HPP-only: PageSet, PageName (per mode — different values for test vs live), and Portal (firstatlantic or powertranz).
MPGS Direct & HPP
- Merchant ID — issued by your acquirer (Sagicor, RBC, FAC). Used in API auth as
merchant.{merchantId}. - API Password — from your MPGS portal under Admin → Integration Settings → Password 1.
- API Version — defaults to
100. Only change if your bank explicitly asks.
Connection settings (per mode):
- Region preset —
ap,eu,na,mtf,sagicor, orcustom. Auto-derives the gateway URL. - Gateway URL — full MPGS endpoint. Required when region preset =
custom; auto-populated otherwise. - Webhook notification secret — the shared secret your bank set for webhook notifications.
Behaviour settings:
- Default capture method —
automatic(one-step PAY) ormanual(AUTHORIZE only; capture later). Use manual when your bank hasn't enabled PURCHASE/PAY on the merchant profile. - Enable 3D Secure and Require 3DS — toggles for fraud-shift protection.
- Order ID prefix — short prefix on every order sent to MPGS (default
GC).
PayPal
- Client ID and Client Secret from your PayPal developer dashboard.
Currencies and modes
For each gateway you specify:
- Enabled modes — at least one of
testandlive. - Test currencies (required) — the 3-letter currency codes the gateway should accept in test mode.

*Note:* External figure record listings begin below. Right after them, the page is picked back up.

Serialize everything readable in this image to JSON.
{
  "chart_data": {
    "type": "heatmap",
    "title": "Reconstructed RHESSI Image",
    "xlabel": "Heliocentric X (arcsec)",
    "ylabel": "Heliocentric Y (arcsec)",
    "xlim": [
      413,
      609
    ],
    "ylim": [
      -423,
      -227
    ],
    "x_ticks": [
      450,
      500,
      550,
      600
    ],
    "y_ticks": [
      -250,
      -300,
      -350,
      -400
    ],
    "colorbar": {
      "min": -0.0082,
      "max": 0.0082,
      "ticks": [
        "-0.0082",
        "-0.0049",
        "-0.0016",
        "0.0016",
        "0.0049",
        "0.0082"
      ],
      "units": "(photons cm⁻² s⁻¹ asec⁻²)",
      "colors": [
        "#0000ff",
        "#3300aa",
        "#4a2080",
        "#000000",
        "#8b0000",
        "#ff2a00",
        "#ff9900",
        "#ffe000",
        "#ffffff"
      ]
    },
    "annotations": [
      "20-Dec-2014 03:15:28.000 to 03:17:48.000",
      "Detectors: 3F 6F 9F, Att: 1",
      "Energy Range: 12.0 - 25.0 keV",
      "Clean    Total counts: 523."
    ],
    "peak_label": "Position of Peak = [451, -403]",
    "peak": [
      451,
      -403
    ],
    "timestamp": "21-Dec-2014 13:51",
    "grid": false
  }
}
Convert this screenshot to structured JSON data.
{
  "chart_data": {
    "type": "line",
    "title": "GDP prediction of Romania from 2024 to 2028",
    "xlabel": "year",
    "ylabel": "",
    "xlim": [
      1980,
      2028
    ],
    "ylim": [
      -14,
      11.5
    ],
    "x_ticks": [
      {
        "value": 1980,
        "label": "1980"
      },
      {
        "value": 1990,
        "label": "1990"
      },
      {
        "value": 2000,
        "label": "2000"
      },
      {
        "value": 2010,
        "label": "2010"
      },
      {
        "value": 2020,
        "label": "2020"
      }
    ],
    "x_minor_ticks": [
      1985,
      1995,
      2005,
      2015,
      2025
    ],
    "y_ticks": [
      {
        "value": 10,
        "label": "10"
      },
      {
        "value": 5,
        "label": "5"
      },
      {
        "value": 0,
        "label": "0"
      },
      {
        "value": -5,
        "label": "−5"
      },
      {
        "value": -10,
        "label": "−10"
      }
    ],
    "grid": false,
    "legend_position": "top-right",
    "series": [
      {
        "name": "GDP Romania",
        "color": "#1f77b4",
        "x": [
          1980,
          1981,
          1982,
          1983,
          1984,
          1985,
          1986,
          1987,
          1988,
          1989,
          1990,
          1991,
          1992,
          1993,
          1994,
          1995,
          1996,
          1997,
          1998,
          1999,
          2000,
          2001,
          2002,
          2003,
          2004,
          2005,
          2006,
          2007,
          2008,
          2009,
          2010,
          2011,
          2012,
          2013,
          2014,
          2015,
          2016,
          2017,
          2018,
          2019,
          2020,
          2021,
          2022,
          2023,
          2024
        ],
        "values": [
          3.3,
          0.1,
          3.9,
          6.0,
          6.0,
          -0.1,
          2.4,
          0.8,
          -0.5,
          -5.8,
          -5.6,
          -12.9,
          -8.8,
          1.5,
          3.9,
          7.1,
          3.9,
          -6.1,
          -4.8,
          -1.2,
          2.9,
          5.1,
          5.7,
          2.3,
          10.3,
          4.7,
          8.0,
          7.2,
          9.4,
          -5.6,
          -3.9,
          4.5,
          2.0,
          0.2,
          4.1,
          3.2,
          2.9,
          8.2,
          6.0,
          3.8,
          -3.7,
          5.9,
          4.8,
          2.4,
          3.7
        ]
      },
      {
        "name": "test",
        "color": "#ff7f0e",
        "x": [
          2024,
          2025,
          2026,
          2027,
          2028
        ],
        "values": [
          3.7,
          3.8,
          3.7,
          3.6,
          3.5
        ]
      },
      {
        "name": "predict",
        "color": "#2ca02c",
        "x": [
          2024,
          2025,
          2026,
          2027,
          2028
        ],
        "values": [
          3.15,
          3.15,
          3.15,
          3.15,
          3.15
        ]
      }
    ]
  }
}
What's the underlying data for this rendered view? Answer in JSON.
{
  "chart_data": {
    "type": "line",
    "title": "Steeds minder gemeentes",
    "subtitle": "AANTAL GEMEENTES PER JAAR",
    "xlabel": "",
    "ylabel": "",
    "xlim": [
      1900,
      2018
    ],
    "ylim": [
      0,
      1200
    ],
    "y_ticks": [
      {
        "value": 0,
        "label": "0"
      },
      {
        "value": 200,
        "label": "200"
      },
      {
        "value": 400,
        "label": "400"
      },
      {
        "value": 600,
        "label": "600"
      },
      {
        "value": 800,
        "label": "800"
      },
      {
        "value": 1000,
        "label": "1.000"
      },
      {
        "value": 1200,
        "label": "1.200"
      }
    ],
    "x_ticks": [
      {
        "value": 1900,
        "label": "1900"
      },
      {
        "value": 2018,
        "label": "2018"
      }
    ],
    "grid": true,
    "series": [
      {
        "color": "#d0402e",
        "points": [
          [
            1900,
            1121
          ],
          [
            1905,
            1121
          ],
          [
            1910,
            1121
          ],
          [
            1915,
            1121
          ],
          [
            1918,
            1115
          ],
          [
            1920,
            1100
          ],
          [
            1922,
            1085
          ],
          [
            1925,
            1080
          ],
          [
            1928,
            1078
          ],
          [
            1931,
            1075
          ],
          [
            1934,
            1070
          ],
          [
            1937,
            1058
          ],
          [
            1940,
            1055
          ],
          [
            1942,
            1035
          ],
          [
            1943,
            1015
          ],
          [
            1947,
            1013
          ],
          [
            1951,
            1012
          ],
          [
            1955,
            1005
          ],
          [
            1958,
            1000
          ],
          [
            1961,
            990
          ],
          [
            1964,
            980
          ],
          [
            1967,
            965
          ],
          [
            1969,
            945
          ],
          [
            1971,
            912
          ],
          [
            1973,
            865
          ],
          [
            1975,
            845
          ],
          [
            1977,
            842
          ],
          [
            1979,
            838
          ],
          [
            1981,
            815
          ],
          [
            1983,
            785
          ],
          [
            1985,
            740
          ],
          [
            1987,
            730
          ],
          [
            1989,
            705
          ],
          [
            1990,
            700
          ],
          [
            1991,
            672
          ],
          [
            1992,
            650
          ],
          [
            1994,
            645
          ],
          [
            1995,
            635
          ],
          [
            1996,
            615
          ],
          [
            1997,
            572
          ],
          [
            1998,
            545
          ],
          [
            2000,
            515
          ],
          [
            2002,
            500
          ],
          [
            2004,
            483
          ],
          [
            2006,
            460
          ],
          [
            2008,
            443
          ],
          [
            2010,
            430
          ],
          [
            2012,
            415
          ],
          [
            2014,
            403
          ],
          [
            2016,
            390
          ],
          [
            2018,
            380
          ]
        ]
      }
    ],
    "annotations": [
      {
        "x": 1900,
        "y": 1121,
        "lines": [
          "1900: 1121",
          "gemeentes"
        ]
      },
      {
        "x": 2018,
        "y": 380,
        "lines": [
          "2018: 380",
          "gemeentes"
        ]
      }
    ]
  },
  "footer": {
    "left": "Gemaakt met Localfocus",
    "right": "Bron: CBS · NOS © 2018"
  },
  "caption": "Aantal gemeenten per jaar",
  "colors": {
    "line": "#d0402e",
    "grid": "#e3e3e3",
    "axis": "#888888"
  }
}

- Live currencies — same, for live mode. Optional but required if you enable live mode.
If a currency isn't enabled here, payment links in that currency won't route to this gateway.
After saving
Both test and live credentials are stored encrypted and versioned — every update creates a new credential version, and the audit log records who changed what (without the secrets themselves). You can roll back if a credential change breaks things.
The Test connection button on each mode card calls the gateway's auth endpoint with a sentinel transaction and shows a green checkmark for a valid handshake, or a specific error like "Wrong API password" or "Merchant ID or Gateway URL is wrong".